Discussion: In this analysis of a large pregnancy outcome dataset for an anti-CD20 in MS, in utero exposure to ocrelizumab was not associated with an increased risk of adverse pregnancy or infant outcomes. These data will enable neurologists and women with MS to make more informed decisions around family planning, balancing safety risks to the fetus/infant against the importance of disease control in the mother.

查看原文本刊更多论文

使用奥克立珠单抗治疗多发性硬化症妇女的妊娠和婴儿结局

背景和目的：Ocrelizumab标签建议妇女在治疗期间和治疗后6-12个月避孕。由于在此期间可能发生妊娠，因此了解ocrelizumab暴露后多发性硬化症（MS）妇女的妊娠和婴儿结局至关重要。方法：对截至2023年7月12日罗氏全球药物警戒中心报告的妊娠病例进行分析。如果最后一次ocrelizumab输注发生在最后一次月经前3个月或怀孕期间，则定义为子宫暴露。如果母乳喂养期间至少有一次输液，则定义为母乳喂养暴露。胎儿死亡被称为自然流产（SA），如果< 22完整妊娠周（GWs），如果晚于死胎。如果活产（LBs）小于37完整GWs则为早产。主要先天性异常（MCAs），婴儿结局和产妇并发症也进行了分析。结果：总共有3244例接受ocrelizumab治疗的MS患者怀孕。产妇年龄中位数为32岁（Q1-Q3: 29-35岁），多数女性多发性硬化症复发（65.6%）。在2444例前瞻性妊娠报告中，855例在子宫内暴露于ocrelizumab（512例结果已知），574例未暴露，其余1015例暴露时间未知。大部分(83.6%;956/ 1144)已知结局的妊娠导致LBs(暴露，84.2%；nonexposed, 88.3%)。暴露组和未暴露组其他重要妊娠结局的比例相似(早产，9.5% vs 8.7%；SA, 7.4% vs 9.1%)。选择性流产在暴露组更为频繁（7.4%，而非暴露组为1.7%）。在暴露组和非暴露组之间，具有MCAs的LBs比例相似（2.1% vs 1.9%），并且在流行病学背景率范围内。在暴露组中，有1例死胎和1例新生儿死亡的前瞻性报告。讨论：在对MS中抗cd20的大型妊娠结局数据集的分析中，子宫内暴露于ocrelizumab与不良妊娠或婴儿结局的风险增加无关。这些数据将使神经科医生和患有多发性硬化症的妇女能够在计划生育方面做出更明智的决定，平衡对胎儿/婴儿的安全风险和对母亲疾病控制的重要性。
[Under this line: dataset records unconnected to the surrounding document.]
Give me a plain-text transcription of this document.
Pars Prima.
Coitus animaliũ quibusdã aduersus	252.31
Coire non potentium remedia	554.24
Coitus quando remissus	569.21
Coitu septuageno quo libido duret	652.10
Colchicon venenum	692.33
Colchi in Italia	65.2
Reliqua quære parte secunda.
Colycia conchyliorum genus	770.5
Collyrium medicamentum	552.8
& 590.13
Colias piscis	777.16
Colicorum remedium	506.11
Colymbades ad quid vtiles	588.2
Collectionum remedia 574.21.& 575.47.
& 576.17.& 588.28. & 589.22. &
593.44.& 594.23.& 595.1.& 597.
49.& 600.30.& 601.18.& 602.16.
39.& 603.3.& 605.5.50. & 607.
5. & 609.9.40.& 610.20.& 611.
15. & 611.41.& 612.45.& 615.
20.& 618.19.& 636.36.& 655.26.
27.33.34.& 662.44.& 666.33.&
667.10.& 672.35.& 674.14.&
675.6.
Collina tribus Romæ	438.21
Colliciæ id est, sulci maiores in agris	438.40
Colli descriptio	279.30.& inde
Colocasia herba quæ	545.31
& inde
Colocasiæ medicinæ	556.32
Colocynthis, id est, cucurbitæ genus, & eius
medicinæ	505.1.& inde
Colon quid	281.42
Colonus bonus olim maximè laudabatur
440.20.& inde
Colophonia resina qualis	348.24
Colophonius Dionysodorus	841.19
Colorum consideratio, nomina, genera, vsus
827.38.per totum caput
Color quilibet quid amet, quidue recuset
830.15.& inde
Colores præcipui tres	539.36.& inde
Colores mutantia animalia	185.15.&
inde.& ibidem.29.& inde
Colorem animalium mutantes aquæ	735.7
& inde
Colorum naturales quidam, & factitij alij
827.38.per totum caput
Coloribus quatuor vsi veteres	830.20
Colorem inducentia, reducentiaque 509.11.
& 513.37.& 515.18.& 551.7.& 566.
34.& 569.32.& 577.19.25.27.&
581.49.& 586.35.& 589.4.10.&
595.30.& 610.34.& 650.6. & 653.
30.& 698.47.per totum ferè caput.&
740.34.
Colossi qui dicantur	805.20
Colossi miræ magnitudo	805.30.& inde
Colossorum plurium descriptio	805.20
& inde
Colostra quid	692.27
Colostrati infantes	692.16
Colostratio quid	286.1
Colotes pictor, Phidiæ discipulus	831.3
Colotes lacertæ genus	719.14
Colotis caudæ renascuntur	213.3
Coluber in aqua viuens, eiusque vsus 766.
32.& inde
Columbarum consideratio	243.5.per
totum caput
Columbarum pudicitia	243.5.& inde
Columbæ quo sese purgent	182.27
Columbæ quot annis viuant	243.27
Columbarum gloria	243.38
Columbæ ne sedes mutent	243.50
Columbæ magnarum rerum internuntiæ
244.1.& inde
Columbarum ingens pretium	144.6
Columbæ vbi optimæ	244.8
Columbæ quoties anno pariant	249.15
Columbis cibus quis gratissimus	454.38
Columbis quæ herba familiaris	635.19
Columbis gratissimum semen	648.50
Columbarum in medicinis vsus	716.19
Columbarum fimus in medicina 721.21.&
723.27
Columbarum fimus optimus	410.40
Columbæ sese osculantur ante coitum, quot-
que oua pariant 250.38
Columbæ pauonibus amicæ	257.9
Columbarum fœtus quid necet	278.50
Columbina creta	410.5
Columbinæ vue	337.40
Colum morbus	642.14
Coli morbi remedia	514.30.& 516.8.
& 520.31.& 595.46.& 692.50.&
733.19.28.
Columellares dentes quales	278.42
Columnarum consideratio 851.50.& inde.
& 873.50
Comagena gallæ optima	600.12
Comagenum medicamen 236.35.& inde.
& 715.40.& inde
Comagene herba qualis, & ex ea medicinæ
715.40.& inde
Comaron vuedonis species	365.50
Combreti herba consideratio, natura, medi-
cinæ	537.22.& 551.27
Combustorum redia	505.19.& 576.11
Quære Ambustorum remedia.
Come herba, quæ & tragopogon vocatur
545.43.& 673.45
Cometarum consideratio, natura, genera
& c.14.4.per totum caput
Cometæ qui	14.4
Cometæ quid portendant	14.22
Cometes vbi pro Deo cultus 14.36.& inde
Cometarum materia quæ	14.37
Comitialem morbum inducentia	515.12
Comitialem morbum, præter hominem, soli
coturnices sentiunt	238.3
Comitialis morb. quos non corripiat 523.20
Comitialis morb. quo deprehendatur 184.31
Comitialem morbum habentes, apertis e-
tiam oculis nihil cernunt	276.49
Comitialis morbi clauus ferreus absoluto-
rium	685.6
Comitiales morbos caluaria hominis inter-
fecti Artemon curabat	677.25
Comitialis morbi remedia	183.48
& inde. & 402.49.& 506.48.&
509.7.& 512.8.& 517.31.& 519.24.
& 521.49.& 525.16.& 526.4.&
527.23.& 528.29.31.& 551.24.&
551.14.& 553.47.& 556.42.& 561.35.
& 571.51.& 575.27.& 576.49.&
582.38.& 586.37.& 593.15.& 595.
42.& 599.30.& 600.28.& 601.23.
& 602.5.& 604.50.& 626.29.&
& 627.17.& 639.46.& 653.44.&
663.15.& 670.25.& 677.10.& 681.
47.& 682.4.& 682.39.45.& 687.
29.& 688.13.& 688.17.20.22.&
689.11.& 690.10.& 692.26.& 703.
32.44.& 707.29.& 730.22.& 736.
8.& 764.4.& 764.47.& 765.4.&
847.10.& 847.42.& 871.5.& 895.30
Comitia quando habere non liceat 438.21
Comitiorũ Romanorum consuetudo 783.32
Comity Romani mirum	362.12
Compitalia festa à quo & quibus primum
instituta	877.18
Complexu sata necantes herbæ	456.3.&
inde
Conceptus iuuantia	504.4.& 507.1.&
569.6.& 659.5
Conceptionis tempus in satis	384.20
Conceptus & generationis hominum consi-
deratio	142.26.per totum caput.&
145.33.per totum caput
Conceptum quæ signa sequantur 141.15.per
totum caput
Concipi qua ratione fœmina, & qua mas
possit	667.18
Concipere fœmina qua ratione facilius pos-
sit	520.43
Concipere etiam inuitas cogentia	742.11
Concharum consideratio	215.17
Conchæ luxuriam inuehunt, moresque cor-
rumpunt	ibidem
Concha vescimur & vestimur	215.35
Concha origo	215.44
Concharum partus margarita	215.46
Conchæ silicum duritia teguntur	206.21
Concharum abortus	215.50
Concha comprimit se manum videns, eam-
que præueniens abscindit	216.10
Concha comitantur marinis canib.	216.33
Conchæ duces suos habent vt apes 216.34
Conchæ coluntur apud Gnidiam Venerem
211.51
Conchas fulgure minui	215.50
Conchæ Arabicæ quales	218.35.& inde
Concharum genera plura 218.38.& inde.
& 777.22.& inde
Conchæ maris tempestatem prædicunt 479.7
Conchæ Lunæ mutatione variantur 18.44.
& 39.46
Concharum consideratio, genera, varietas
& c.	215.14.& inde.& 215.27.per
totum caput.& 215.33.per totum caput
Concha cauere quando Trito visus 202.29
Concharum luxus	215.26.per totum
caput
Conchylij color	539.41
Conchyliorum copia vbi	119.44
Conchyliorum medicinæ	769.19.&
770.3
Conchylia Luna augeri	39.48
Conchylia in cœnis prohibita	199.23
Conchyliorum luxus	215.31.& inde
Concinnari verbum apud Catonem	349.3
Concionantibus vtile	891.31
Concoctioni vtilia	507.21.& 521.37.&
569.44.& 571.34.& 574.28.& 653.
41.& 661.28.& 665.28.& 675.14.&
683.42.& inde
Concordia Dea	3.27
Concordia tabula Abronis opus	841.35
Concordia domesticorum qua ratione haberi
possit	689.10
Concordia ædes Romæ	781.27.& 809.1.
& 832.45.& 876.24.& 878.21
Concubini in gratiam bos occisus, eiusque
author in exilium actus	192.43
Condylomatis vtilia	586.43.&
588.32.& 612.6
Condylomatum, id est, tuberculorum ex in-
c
本文章由计算机程序翻译，如有差异，请以英文原文为准。

求助全文

约1分钟内获得全文求助全文

来源期刊

Neurology® Neuroimmunology & Neuroinflammation Neuroscience-Neurology

CiteScore

15.60

自引率

2.30%

发文量

219

审稿时长

8 weeks

期刊介绍： Neurology Neuroimmunology & Neuroinflammation is an official journal of the American Academy of Neurology. Neurology: Neuroimmunology & Neuroinflammation will be the premier peer-reviewed journal in neuroimmunology and neuroinflammation. This journal publishes rigorously peer-reviewed open-access reports of original research and in-depth reviews of topics in neuroimmunology & neuroinflammation, affecting the full range of neurologic diseases including (but not limited to) Alzheimer's disease, Parkinson's disease, ALS, tauopathy, and stroke; multiple sclerosis and NMO; inflammatory peripheral nerve and muscle disease, Guillain-Barré and myasthenia gravis; nervous system infection; paraneoplastic syndromes, noninfectious encephalitides and other antibody-mediated disorders; and psychiatric and neurodevelopmental disorders. Clinical trials, instructive case reports, and small case series will also be featured.